Deze aanslag is niet gepleegd door de Turkse mevrouw in de straat

Column HP/DeTijd 7-1-2015:

Godverdomme. Dit is de eerste keer dat ik een column vloekend begin en als het aan mij ligt ook de laatste. Zojuist viel ik mijn huis binnen met mijn handen vol boodschappen en een mond vol post waaronder een poëzietijdschrift van uitgeverij de Manke God. Mijn telefoon bliepte. Ik las dat er een aanslag was gepleegd in Parijs op de redactie van het satirische blad Charlie Hebdo. Negen journalisten, waaronder vier tekenaars-cartoonisten, twee politieagenten en een omstander. Dood.

Op CNN schoten twee gemaskerde mannen in een straat gericht om zich heen. Volgens de verslaggever kwamen de daders net uit het gebouw van de redactie van Charlie Hebdo gerend, waar ze een bloedbad hadden aangericht.

De Manke God
De envelop van de Manke God die nog steeds tussen mijn tanden bungelde viel op de grond. Mijn ogen gingen van de naam op de envelop naar de bedreigende beelden op televisie. Ik dacht aan mijn geliefde, die ik zojuist naar de trein had gebracht. We hadden een paar dagen samen aan een project gewerkt. Mijn geliefde is tekenaar en maakt nogal eens tekeningen die wringen, bijten, schokken, controversieel zijn. Het geloof, de slaafse stupiditeit ervan, als een van zijn stokpaardjes. Dan ik. Schrijver, dichter, columnist. Ik roeptoeter in mijn columns nogal eens heftig om me heen en over grenzen denk ik eigenlijk zelden of nooit na. Ik ben immers vrij om te roepen wat ik wil?
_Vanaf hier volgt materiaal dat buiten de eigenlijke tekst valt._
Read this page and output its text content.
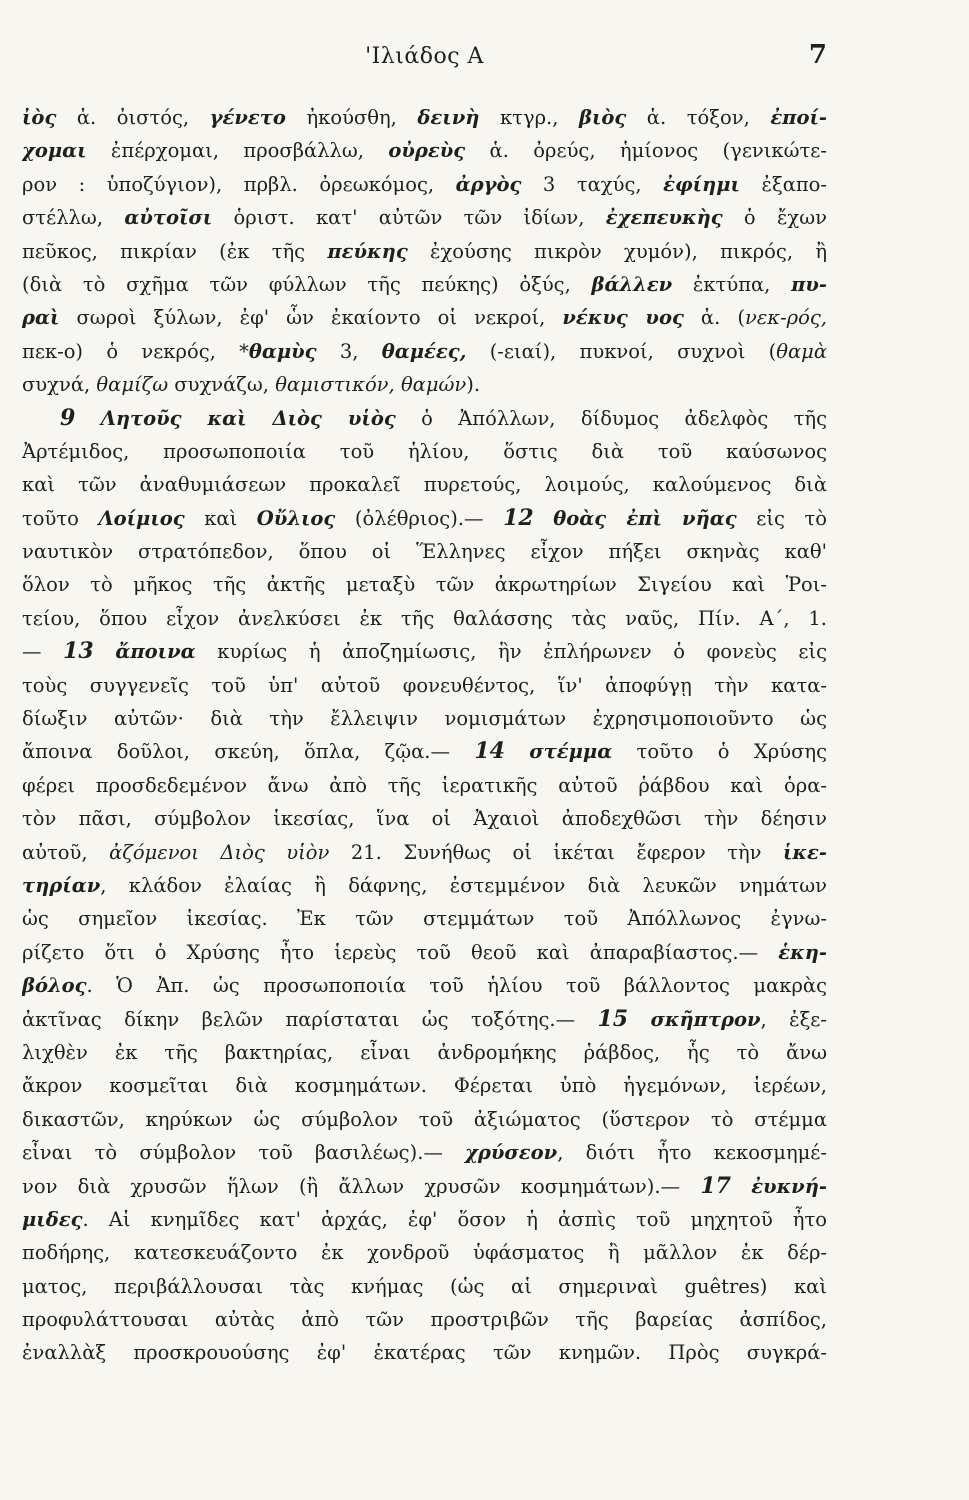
'Ιλιάδος Α	7
ἰὸς ἁ. ὀιστός, γένετο ἠκούσθη, δεινὴ κτγρ., βιὸς ἁ. τόξον, ἐποί-
χομαι ἐπέρχομαι, προσβάλλω, οὐρεὺς ἁ. ὀρεύς, ἡμίονος (γενικώτε-
ρον : ὑποζύγιον), πρβλ. ὀρεωκόμος, ἀργὸς 3 ταχύς, ἐφίημι ἐξαπο-
στέλλω, αὐτοῖσι ὁριστ. κατ' αὐτῶν τῶν ἰδίων, ἐχεπευκὴς ὁ ἔχων
πεῦκος, πικρίαν (ἐκ τῆς πεύκης ἐχούσης πικρὸν χυμόν), πικρός, ἢ
(διὰ τὸ σχῆμα τῶν φύλλων τῆς πεύκης) ὀξύς, βάλλεν ἐκτύπα, πυ-
ραὶ σωροὶ ξύλων, ἐφ' ὧν ἐκαίοντο οἱ νεκροί, νέκυς υος ἁ. (νεκ-ρός,
πεκ-ο) ὁ νεκρός, *θαμὺς 3, θαμέες, (-ειαί), πυκνοί, συχνοὶ (θαμὰ
συχνά, θαμίζω συχνάζω, θαμιστικόν, θαμών).
9 Λητοῦς καὶ Διὸς υἱὸς ὁ Ἀπόλλων, δίδυμος ἀδελφὸς τῆς
Ἀρτέμιδος, προσωποποιία τοῦ ἡλίου, ὅστις διὰ τοῦ καύσωνος
καὶ τῶν ἀναθυμιάσεων προκαλεῖ πυρετούς, λοιμούς, καλούμενος διὰ
τοῦτο Λοίμιος καὶ Οὔλιος (ὀλέθριος).— 12 θοὰς ἐπὶ νῆας εἰς τὸ
ναυτικὸν στρατόπεδον, ὅπου οἱ Ἕλληνες εἶχον πήξει σκηνὰς καθ'
ὅλον τὸ μῆκος τῆς ἀκτῆς μεταξὺ τῶν ἀκρωτηρίων Σιγείου καὶ Ῥοι-
τείου, ὅπου εἶχον ἀνελκύσει ἐκ τῆς θαλάσσης τὰς ναῦς, Πίν. Α΄, 1.
— 13 ἄποινα κυρίως ἡ ἀποζημίωσις, ἣν ἐπλήρωνεν ὁ φονεὺς εἰς
τοὺς συγγενεῖς τοῦ ὑπ' αὐτοῦ φονευθέντος, ἵν' ἀποφύγῃ τὴν κατα-
δίωξιν αὐτῶν· διὰ τὴν ἔλλειψιν νομισμάτων ἐχρησιμοποιοῦντο ὡς
ἄποινα δοῦλοι, σκεύη, ὅπλα, ζῷα.— 14 στέμμα τοῦτο ὁ Χρύσης
φέρει προσδεδεμένον ἄνω ἀπὸ τῆς ἱερατικῆς αὐτοῦ ῥάβδου καὶ ὁρα-
τὸν πᾶσι, σύμβολον ἱκεσίας, ἵνα οἱ Ἀχαιοὶ ἀποδεχθῶσι τὴν δέησιν
αὐτοῦ, ἀζόμενοι Διὸς υἱὸν 21. Συνήθως οἱ ἱκέται ἔφερον τὴν ἱκε-
τηρίαν, κλάδον ἐλαίας ἢ δάφνης, ἐστεμμένον διὰ λευκῶν νημάτων
ὡς σημεῖον ἱκεσίας. Ἐκ τῶν στεμμάτων τοῦ Ἀπόλλωνος ἐγνω-
ρίζετο ὅτι ὁ Χρύσης ἦτο ἱερεὺς τοῦ θεοῦ καὶ ἀπαραβίαστος.— ἑκη-
βόλος. Ὁ Ἀπ. ὡς προσωποποιία τοῦ ἡλίου τοῦ βάλλοντος μακρὰς
ἀκτῖνας δίκην βελῶν παρίσταται ὡς τοξότης.— 15 σκῆπτρον, ἐξε-
λιχθὲν ἐκ τῆς βακτηρίας, εἶναι ἀνδρομήκης ῥάβδος, ἧς τὸ ἄνω
ἄκρον κοσμεῖται διὰ κοσμημάτων. Φέρεται ὑπὸ ἡγεμόνων, ἱερέων,
δικαστῶν, κηρύκων ὡς σύμβολον τοῦ ἀξιώματος (ὕστερον τὸ στέμμα
εἶναι τὸ σύμβολον τοῦ βασιλέως).— χρύσεον, διότι ἦτο κεκοσμημέ-
νον διὰ χρυσῶν ἥλων (ἢ ἄλλων χρυσῶν κοσμημάτων).— 17 ἐυκνή-
μιδες. Αἱ κνημῖδες κατ' ἀρχάς, ἐφ' ὅσον ἡ ἀσπὶς τοῦ μηχητοῦ ἦτο
ποδήρης, κατεσκευάζοντο ἐκ χονδροῦ ὑφάσματος ἢ μᾶλλον ἐκ δέρ-
ματος, περιβάλλουσαι τὰς κνήμας (ὡς αἱ σημεριναὶ guêtres) καὶ
προφυλάττουσαι αὐτὰς ἀπὸ τῶν προστριβῶν τῆς βαρείας ἀσπίδος,
ἐναλλὰξ προσκρουούσης ἐφ' ἑκατέρας τῶν κνημῶν. Πρὸς συγκρά-
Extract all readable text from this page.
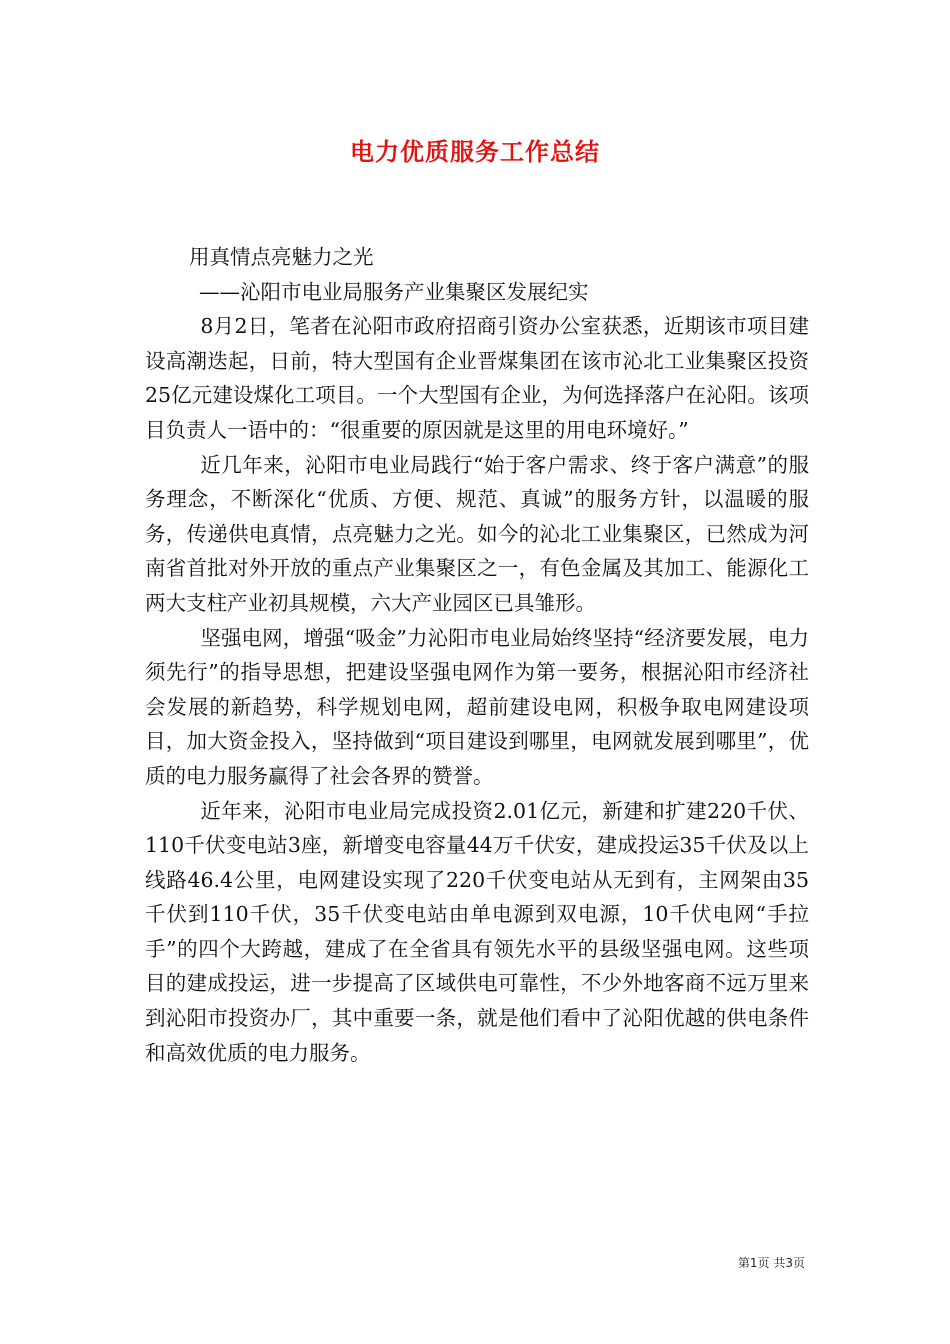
电力优质服务工作总结

用真情点亮魅力之光

——沁阳市电业局服务产业集聚区发展纪实

8月2日，笔者在沁阳市政府招商引资办公室获悉，近期该市项目建设高潮迭起，日前，特大型国有企业晋煤集团在该市沁北工业集聚区投资25亿元建设煤化工项目。一个大型国有企业，为何选择落户在沁阳。该项目负责人一语中的：“很重要的原因就是这里的用电环境好。”

近几年来，沁阳市电业局践行“始于客户需求、终于客户满意”的服务理念，不断深化“优质、方便、规范、真诚”的服务方针，以温暖的服务，传递供电真情，点亮魅力之光。如今的沁北工业集聚区，已然成为河南省首批对外开放的重点产业集聚区之一，有色金属及其加工、能源化工两大支柱产业初具规模，六大产业园区已具雏形。

坚强电网，增强“吸金”力沁阳市电业局始终坚持“经济要发展，电力须先行”的指导思想，把建设坚强电网作为第一要务，根据沁阳市经济社会发展的新趋势，科学规划电网，超前建设电网，积极争取电网建设项目，加大资金投入，坚持做到“项目建设到哪里，电网就发展到哪里”，优质的电力服务赢得了社会各界的赞誉。

近年来，沁阳市电业局完成投资2.01亿元，新建和扩建220千伏、110千伏变电站3座，新增变电容量44万千伏安，建成投运35千伏及以上线路46.4公里，电网建设实现了220千伏变电站从无到有，主网架由35千伏到110千伏，35千伏变电站由单电源到双电源，10千伏电网“手拉手”的四个大跨越，建成了在全省具有领先水平的县级坚强电网。这些项目的建成投运，进一步提高了区域供电可靠性，不少外地客商不远万里来到沁阳市投资办厂，其中重要一条，就是他们看中了沁阳优越的供电条件和高效优质的电力服务。

第1页 共3页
En nu? Ik weet het niet. En dat maakt me bang. Zou ik nu op dit moment bijvoorbeeld een satirisch stuk over Mohammed durven plaatsen? Met een schokkende tekening erbij? Ik weet het eigenlijk niet. En dat maakt me verschrikkelijk boos. En onmachtig. Want wat is mijn vrijheid waard? Ik kan mijzelf dan wel vrij noemen, en heel stoer controversiële onderwerpen aansnijden, maar hoe stoer ben ik nog als er werkelijk gevaar dreigt?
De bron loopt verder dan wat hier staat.